Men seen as key to ending sexual violence
By Conor Whitten
Figures from the United Nations show New Zealand's rate of sexual violence is one of the highest in the developed world, with the majority of offences committed by men.
But campaigners say Kiwi males have the power to change that and be part of the solution instead of the problem.
"Ultimately, sexual violence is a male problem," says campaigner Richie Steward. "I mean, if we're talking particularly about violence against women and children and other males, males - statistically speaking - are more often than not the perpetrators of that."
It's a topic that some are afraid to address, but Mr Steward is never shy to speak out.
Better known as Richie Hardcore, - a hard rock DJ and former title-winning kickboxer, he's not your typical anti-violence spokesperson.
"We're also the ones that can challenge other men in male-only spaces," he says. "You know, like being in a boxing gym or a kickboxing gym, where I spend a lot of my time… and being able to challenge men in that space is a really important thing."
And Rape Prevention Education says voices like Mr Steward's are vital to the cause.
"We know that it's really important to have men in sexual violence prevention," says executive director Kim McGregor. "Men are part of the solution. Most men are not violent to women and children."

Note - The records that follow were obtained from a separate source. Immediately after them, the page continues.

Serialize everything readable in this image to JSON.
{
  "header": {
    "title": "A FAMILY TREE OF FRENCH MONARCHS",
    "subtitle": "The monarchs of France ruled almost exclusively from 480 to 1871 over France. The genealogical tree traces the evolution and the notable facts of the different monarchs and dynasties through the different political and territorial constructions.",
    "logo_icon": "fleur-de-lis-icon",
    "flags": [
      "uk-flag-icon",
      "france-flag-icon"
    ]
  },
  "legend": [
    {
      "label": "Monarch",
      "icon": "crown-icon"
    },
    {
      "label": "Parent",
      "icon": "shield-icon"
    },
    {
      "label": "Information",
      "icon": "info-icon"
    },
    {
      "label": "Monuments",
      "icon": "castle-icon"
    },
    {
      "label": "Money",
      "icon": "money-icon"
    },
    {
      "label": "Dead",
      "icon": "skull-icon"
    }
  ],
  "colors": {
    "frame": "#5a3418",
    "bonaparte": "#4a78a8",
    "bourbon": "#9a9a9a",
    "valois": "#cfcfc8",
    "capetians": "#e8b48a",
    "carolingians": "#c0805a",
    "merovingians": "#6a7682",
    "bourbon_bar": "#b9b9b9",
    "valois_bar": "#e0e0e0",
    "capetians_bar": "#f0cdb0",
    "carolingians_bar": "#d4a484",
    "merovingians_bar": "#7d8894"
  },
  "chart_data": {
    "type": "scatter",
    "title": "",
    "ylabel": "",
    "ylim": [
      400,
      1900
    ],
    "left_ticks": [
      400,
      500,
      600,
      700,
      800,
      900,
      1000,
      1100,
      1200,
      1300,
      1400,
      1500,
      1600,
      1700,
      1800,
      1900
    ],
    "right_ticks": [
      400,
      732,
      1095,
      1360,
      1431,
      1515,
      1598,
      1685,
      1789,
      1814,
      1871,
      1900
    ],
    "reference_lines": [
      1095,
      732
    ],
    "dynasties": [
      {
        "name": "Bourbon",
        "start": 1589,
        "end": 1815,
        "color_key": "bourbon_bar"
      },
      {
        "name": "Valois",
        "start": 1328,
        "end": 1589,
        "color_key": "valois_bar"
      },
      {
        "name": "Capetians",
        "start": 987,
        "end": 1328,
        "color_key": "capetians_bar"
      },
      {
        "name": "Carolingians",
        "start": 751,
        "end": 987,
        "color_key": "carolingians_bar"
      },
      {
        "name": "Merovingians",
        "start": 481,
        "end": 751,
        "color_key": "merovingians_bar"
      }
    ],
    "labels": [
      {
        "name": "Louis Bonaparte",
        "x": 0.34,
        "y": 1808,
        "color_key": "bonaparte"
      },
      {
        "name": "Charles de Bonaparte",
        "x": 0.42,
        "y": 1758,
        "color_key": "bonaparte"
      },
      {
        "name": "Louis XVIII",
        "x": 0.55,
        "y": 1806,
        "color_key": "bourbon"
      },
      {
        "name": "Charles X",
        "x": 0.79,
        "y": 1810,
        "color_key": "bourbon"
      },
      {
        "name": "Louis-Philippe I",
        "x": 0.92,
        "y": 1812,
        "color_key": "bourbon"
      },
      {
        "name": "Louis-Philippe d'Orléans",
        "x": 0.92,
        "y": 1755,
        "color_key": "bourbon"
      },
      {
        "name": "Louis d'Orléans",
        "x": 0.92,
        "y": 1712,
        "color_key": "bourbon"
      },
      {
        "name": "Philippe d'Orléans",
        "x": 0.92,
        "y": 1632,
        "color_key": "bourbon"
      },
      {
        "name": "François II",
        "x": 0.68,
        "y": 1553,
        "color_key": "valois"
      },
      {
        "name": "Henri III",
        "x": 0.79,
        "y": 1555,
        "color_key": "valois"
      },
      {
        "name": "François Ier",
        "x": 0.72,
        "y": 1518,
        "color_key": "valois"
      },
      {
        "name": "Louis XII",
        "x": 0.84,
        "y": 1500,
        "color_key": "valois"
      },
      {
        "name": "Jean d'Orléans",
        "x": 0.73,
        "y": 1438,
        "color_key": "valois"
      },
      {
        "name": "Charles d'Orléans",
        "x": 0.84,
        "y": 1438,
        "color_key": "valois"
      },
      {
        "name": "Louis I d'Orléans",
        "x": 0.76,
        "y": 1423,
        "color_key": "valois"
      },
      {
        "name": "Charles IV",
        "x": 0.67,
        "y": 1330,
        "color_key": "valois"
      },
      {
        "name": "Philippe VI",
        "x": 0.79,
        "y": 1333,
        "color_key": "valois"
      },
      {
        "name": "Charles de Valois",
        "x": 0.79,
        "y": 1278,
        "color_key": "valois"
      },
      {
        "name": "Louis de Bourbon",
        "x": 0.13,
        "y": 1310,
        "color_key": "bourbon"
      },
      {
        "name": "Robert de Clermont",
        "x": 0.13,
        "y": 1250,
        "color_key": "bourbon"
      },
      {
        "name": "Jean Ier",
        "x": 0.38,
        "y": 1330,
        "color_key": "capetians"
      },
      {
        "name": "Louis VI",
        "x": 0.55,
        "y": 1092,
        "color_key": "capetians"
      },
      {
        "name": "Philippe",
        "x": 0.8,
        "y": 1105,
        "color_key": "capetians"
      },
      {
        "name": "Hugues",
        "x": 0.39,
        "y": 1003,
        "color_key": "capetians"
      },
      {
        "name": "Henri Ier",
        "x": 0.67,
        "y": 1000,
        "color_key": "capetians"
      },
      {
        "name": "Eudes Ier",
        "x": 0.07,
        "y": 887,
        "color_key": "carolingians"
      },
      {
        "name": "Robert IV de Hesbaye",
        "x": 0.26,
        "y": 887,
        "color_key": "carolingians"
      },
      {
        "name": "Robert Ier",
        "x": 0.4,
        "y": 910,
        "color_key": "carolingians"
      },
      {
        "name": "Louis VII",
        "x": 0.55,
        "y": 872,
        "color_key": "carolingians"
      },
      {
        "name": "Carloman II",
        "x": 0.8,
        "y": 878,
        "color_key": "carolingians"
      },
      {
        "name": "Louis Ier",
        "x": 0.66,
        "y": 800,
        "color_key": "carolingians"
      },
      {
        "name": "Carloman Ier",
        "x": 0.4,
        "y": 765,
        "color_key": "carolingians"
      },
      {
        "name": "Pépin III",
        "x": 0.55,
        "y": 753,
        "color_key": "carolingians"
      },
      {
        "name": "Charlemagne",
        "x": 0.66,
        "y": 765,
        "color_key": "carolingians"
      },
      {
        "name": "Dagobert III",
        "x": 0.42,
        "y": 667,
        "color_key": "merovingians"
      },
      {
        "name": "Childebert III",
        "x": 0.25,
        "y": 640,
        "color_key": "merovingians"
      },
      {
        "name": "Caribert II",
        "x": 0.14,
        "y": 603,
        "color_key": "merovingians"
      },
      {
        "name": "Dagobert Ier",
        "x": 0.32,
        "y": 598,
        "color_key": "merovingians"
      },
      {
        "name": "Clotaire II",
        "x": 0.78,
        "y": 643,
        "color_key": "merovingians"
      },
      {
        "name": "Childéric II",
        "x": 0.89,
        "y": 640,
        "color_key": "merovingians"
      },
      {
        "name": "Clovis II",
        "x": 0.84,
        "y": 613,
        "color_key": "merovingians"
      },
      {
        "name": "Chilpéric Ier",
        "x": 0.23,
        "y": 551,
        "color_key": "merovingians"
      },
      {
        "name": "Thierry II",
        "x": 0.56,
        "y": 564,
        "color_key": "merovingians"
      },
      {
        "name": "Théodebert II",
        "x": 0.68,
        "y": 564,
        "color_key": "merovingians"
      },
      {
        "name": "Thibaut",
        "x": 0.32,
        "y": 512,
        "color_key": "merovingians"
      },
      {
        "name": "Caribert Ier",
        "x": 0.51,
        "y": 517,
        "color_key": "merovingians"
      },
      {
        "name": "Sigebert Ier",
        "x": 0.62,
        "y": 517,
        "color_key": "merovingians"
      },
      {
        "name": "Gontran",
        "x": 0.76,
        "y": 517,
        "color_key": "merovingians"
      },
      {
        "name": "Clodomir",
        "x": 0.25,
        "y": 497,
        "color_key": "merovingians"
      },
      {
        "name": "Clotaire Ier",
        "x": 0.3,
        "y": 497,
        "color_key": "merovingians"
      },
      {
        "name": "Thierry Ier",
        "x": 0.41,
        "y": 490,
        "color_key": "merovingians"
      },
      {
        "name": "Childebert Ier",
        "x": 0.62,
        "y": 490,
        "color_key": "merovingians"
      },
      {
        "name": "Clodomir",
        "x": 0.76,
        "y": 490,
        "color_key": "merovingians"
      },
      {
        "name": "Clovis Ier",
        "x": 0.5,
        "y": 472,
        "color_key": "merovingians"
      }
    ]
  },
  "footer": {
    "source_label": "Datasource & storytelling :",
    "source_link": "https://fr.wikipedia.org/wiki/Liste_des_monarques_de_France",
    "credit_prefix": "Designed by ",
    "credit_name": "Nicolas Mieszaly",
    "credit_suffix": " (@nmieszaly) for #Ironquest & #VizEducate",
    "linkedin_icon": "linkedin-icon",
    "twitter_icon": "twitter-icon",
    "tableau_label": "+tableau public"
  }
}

The extent of the problem is difficult to measure, but sexual violence affects large numbers of Kiwis of both genders. Studies suggest up to one in three women and one in 10 men will suffer sexual abuse at some time in their lives.
Those damning statistics were behind a recent campaign to get young people to look out for those around them. The six-week campaign, called Are You That Someone?, used posters and social media to urge bystanders to step in and stop unwanted advances.
And Mr Steward wants men to be the solution, not the cause.
"If I can get one guy who might not necessarily think about the language or the nature of consent, that's something positive that I'm doing in life."
It's a positive stand against sexual violence Mr Steward hopes all Kiwi men can get behind.